8:08 am: At a taxi rank next to a bustling market in Kampala, the Ugandan capital, traders simply cross a street or two, get shot in the arm, and rush back to work.

Until this week, vaccination centers were mainly located in hospitals in this East African country that faced a brutal increase in COVID-19 earlier this year.

Now, more than a dozen tents have been set up in crowded areas to facilitate vaccination in Kampala, as health authorities join the Red Cross to administer more than 120,000 doses due to expire at the end of September.

“All this we could have done before, but they did not assure us of the availability of vaccines,” said Dr. Misaki Wayengera, who leads a team of scientists advising authorities on the response to the pandemic, talking about vaccination sites in areas from the center. “Right now we are getting more vaccines and we have to implement them as much as possible.”

In addition to the 128,000 doses of AstraZeneca donated by Norway at the end of August, the UK donated nearly 300,000 doses last month. China recently donated 300,000 doses of its Sinovac vaccine and a batch of 647,000 doses of Moderna donated by the United States arrived in Uganda on Monday.

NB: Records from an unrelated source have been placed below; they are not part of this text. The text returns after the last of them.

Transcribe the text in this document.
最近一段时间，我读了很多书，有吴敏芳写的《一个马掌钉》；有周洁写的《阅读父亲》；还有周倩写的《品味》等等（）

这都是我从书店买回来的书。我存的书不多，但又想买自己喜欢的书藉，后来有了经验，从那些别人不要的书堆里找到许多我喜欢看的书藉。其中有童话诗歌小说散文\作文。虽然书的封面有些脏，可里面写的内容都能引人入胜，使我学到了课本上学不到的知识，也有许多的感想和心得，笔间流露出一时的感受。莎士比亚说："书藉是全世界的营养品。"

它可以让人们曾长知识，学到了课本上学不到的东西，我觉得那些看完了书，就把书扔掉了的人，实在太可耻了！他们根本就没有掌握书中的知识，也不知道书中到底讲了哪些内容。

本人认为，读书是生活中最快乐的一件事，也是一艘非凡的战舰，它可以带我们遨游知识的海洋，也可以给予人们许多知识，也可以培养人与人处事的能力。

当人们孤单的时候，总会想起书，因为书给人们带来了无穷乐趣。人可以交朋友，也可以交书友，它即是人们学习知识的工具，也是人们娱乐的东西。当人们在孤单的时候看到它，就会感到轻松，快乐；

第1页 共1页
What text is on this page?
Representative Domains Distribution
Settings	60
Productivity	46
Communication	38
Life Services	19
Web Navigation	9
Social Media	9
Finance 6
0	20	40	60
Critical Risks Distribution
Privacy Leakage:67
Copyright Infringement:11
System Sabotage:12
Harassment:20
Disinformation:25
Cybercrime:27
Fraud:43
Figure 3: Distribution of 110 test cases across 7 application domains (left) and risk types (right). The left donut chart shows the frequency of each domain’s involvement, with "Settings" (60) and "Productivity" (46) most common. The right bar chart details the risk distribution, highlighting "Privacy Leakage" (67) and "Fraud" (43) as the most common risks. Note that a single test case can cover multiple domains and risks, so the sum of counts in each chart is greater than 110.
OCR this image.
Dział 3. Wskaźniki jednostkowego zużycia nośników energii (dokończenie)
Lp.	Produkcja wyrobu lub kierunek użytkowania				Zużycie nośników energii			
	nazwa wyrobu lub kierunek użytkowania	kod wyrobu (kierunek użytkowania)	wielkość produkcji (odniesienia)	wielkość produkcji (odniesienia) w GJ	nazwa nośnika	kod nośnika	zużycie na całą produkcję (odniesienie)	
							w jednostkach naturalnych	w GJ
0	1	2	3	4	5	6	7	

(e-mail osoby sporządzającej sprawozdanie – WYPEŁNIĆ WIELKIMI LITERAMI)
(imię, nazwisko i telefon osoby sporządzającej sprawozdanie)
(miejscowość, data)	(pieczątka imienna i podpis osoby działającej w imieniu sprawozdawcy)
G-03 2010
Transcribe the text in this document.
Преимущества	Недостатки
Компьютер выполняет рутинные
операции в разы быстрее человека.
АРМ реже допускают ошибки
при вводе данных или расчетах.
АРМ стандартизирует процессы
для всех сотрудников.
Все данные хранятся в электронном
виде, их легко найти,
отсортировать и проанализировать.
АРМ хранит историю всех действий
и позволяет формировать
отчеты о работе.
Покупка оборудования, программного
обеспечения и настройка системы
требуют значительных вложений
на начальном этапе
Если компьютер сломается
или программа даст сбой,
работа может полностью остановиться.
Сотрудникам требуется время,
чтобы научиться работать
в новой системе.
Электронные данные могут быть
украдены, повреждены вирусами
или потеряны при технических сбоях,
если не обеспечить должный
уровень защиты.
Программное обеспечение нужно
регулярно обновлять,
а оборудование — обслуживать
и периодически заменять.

Saturday 8:05 am: President Joe Biden’s aggressive push to demand that millions of American workers get vaccinated against the coronavirus is met by a wall of resistance from Republican leaders who threaten everything from lawsuits to civil disobedience, plunging the country deeper into culture wars than have worsened since the start of the pandemic.

In South Carolina, Gov. Henry McMaster says he will fight “to the gates of hell to protect the freedom and livelihood of all South Carolinians.” South Dakota Governor Kristi Noem, a potential presidential candidate for 2024, says she is preparing a lawsuit. And JD Vance, a conservative running for a US Senate seat in Ohio, is asking companies to ignore mandates he describes as “Washington’s attempt to intimidate and coerce citizens.”

“Only massive civil disobedience will save us from Joe Biden’s naked authoritarianism,” says Vance.

Biden hardly backs down. On a visit to a school on Friday, he accused governors of being “arrogant” about the health of young Americans, and when asked about enemies who would present legal challenges, he replied, “Do it.”

Read the coronavirus news on Friday.